Tüm dünyada ve ülkemizde kıyılar yürüyüş, dinlenme, piknik, yüzme, yatçılık, balık tutma, güneş banyosu, su ürünleri avcılığı, su sporları, manzara seyretme, su kuşlarını izleme gibi halkın her kesimine ve değişik yaş gruplarına hitap edecek çok çeşitli rekreasyonel faaliyetlere uygun yaşam alanlarıdır. Kıyıların herkesin kullanımına açık olduğu ve özel mülkiyete konu olamayacağı kuralının ve buna ilişkin düzenlemelerin hukuk sistemimizde çok eski bir geçmişi vardır. Ancak kâğıt üzerindeki yasal düzenlemeler kıyılarımızı korumaya yetmemiştir.”

'VAN GÖLÜ ÖZEL VE HASSAS, DİKKATLİ OLUNMALI'
Van Gölü gibi özel ve hassas yaşam alanlarının ekolojisini olumsuz etkileyecek girişimlerde bulunulurken dikkatli olunması gerektiğine işaret eden Kesici, yörenin doğal, kültürel ve ekonomik değerini oluşturan ender bir canlı türü olan inci kefalinin tek yaşama alanı olan gölün kendine özgü bir yapısı olduğunu belirterek, “Ekoloji uluslar ötesidir ve tüm insanlığın ortak koruması altındadır. Ne tek bir insan, ne de tek bir ulus doğayı tek başına koruyup geliştiremez. Küresel birliktelik ruhu ortak geleceğimizin ön koşuludur. Su kaynaklarının aşırı ve kural tanımadan kullanımı sonucu dünya su kıtlığı çekmektedir.

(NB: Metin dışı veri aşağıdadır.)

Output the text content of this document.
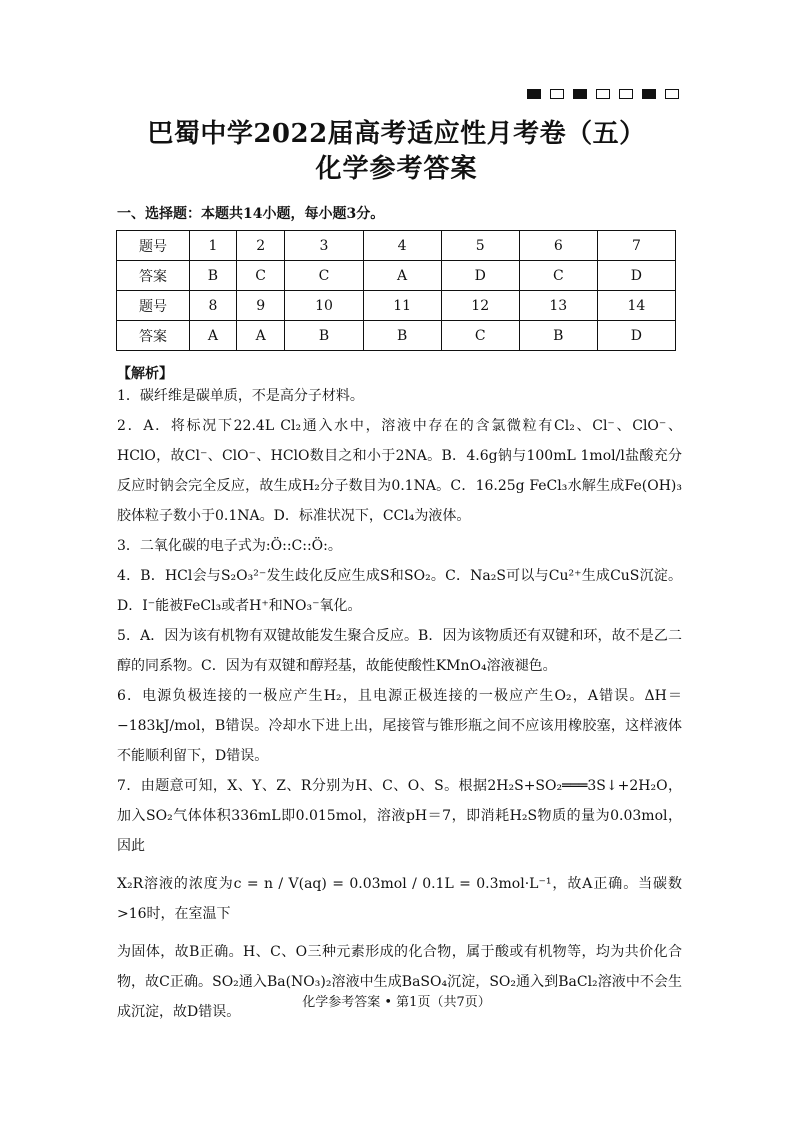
巴蜀中学2022届高考适应性月考卷（五）
化学参考答案
一、选择题：本题共14小题，每小题3分。
题号	1	2	3	4	5	6	7
答案	B	C	C	A	D	C	D
题号	8	9	10	11	12	13	14
答案	A	A	B	B	C	B	D
【解析】

1．碳纤维是碳单质，不是高分子材料。

2．A．将标况下22.4L Cl₂通入水中，溶液中存在的含氯微粒有Cl₂、Cl⁻、ClO⁻、HClO，故Cl⁻、ClO⁻、HClO数目之和小于2NA。B．4.6g钠与100mL 1mol/l盐酸充分反应时钠会完全反应，故生成H₂分子数目为0.1NA。C．16.25g FeCl₃水解生成Fe(OH)₃胶体粒子数小于0.1NA。D．标准状况下，CCl₄为液体。

3．二氧化碳的电子式为:Ö::C::Ö:。

4．B．HCl会与S₂O₃²⁻发生歧化反应生成S和SO₂。C．Na₂S可以与Cu²⁺生成CuS沉淀。D．I⁻能被FeCl₃或者H⁺和NO₃⁻氧化。

5．A．因为该有机物有双键故能发生聚合反应。B．因为该物质还有双键和环，故不是乙二醇的同系物。C．因为有双键和醇羟基，故能使酸性KMnO₄溶液褪色。

6．电源负极连接的一极应产生H₂，且电源正极连接的一极应产生O₂，A错误。ΔH＝−183kJ/mol，B错误。冷却水下进上出，尾接管与锥形瓶之间不应该用橡胶塞，这样液体不能顺利留下，D错误。

7．由题意可知，X、Y、Z、R分别为H、C、O、S。根据2H₂S+SO₂═══3S↓+2H₂O，加入SO₂气体体积336mL即0.015mol，溶液pH＝7，即消耗H₂S物质的量为0.03mol，因此

X₂R溶液的浓度为c = n / V(aq) = 0.03mol / 0.1L = 0.3mol·L⁻¹，故A正确。当碳数>16时，在室温下

为固体，故B正确。H、C、O三种元素形成的化合物，属于酸或有机物等，均为共价化合物，故C正确。SO₂通入Ba(NO₃)₂溶液中生成BaSO₄沉淀，SO₂通入到BaCl₂溶液中不会生成沉淀，故D错误。

化学参考答案 • 第1页（共7页）
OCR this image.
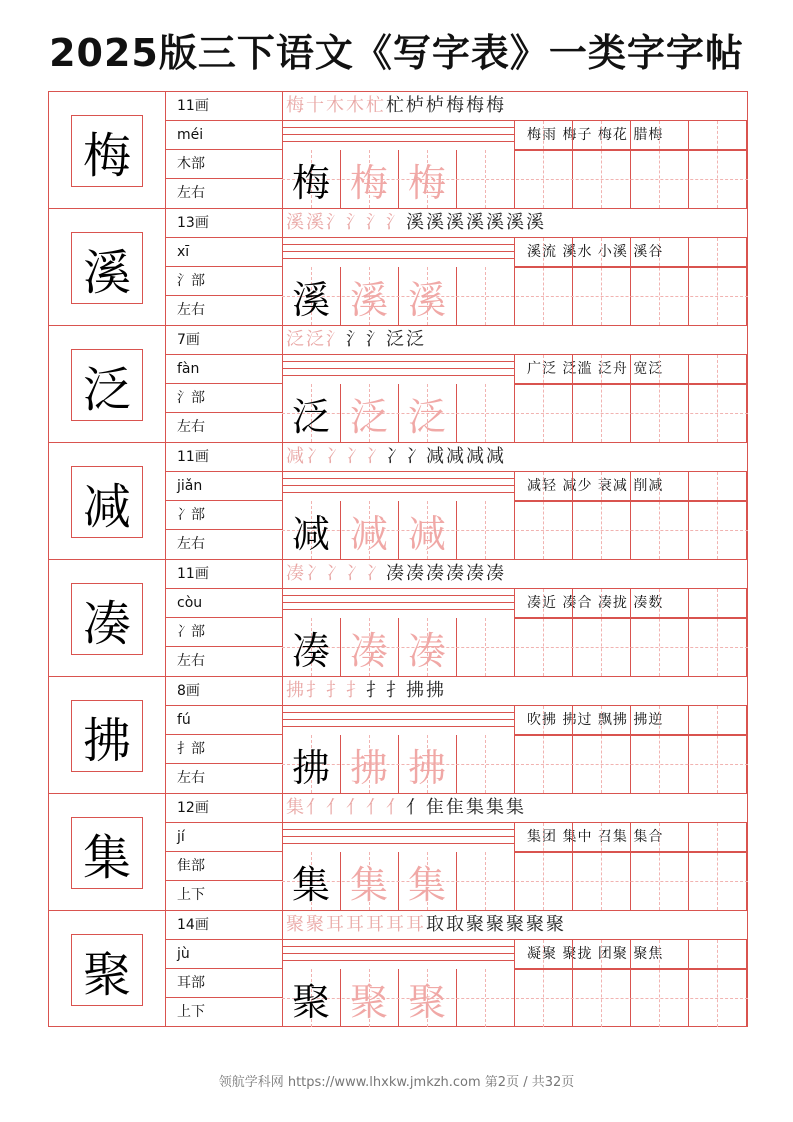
2025版三下语文《写字表》一类字字帖
梅
11画
méi
木部
左右
梅十木木杧杧栌栌梅梅梅
梅雨 梅子 梅花 腊梅
梅 梅 梅
溪
13画
xī
氵部
左右
溪溪氵氵氵氵溪溪溪溪溪溪溪
溪流 溪水 小溪 溪谷
溪 溪 溪
泛
7画
fàn
氵部
左右
泛泛氵氵氵泛泛
广泛 泛滥 泛舟 宽泛
泛 泛 泛
减
11画
jiǎn
冫部
左右
减冫冫冫冫冫冫减减减减
减轻 减少 衰减 削减
减 减 减
凑
11画
còu
冫部
左右
凑冫冫冫冫凑凑凑凑凑凑
凑近 凑合 凑拢 凑数
凑 凑 凑
拂
8画
fú
扌部
左右
拂扌扌扌扌扌拂拂
吹拂 拂过 飘拂 拂逆
拂 拂 拂
集
12画
jí
隹部
上下
集亻亻亻亻亻亻隹隹集集集
集团 集中 召集 集合
集 集 集
聚
14画
jù
耳部
上下
聚聚耳耳耳耳耳取取聚聚聚聚聚
凝聚 聚拢 团聚 聚焦
聚 聚 聚
领航学科网 https://www.lhxkw.jmkzh.com 第2页 / 共32页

'BU ALANLAR YAŞAM FABRİKALARIMIZ GİBİ ÇALIŞAN EKOSİSTEMLERİMİZ'
Kıyıların ve suların korunmasında uluslararası mevzuat ve yükümlülüklere uyumlu politikaların uygulanması gerektiğini anımsatan Kesici, şöyle konuştu:

"Çevre hakkının bir diğer özelliği de bu haktan yararlananların sadece bugünkü kuşaklar olmamasıdır. Sağlıklı ve dengeli bir çevre bugünkü kuşakları ilgilendirdiği kadar hatta daha da fazla gelecek kuşakları ve bizden başka canlıları da ilgilendirmektedir. Korunması gereken ve kirlilik konusunda uyarılar bulunan Van Gölü gibi doğal yaşam alanlarının kıyısında yapılacak düzenlemeler, çok güzel bile olsa, insanlar için çok fazla önem taşımayacaktır. Bunun yanı sıra, karadaki hayatın bir benzerinin hatta daha da çok sayıda canlı türü ile sulak alanlarda da sürmekte olduğu unutulmamalıdır. Üstelik bu alanlar biz hiç bir şey vermeden bizler için besin, su ve iklim üreten, yaşam fabrikalarımız gibi çalışan ekosistemlerimizdir. Bu nedenle kıyının korunması, gölün korunmasıdır. Yapılacak düzenlemeler Van Gölü ile barışık olmalıdır."

'VAN GÖLÜ İÇİN ÖZEL HÜKÜMLER ÇIKARILIP UYGULANMALI'
Anayasa Mahkemesi’nin 3621 sayılı Kıyı Yasası’nın "kıyı kuşağı" tanımını yeterli bulmayarak iptal ettiğini anımsatan Yard. Doç. Dr. Erol Kesici, mahkemenin iptal kararının gerekçesinde kıyı kuşağı düzenlemesinin çevre koşulları ve kamu yararını gözetecek, kişilere sağlıklı ve dengeli bir çevrede yaşama olanağı vermeye yetecek bir derinlikte olmadığının belirtildiğine işaret ederek, “Yüksek Mahkeme, kıyılardan yararlanmak için yalnızca kıyı alanlarının belirlenmesini yeterli bulmayıp, kıyıların devamı olan sahil şeritlerinin derinliğinin de kamunun yararlanmasını engelleyecek ya da ortadan kaldıracak ölçüde dar tutulmaması gerektiğine hükmediyor. Van Gölümüz, doğal bir göldür. İnci Kefalleri ve bu canlıların göç biyolojisi uluslar arası öneme sahiptir. Van Gölü Havzası’nın ekolojik, hidrolojik ve topografik doğal yapısının korunması, havzada neyin nereye yapılacağı, gölün kullanımı ve nasıl korunacağıyla ilgili olarak mutlaka Van Gölü özel hükümleri çıkarılmalı ve uygulamaya konulmalıdır” diye konuştu.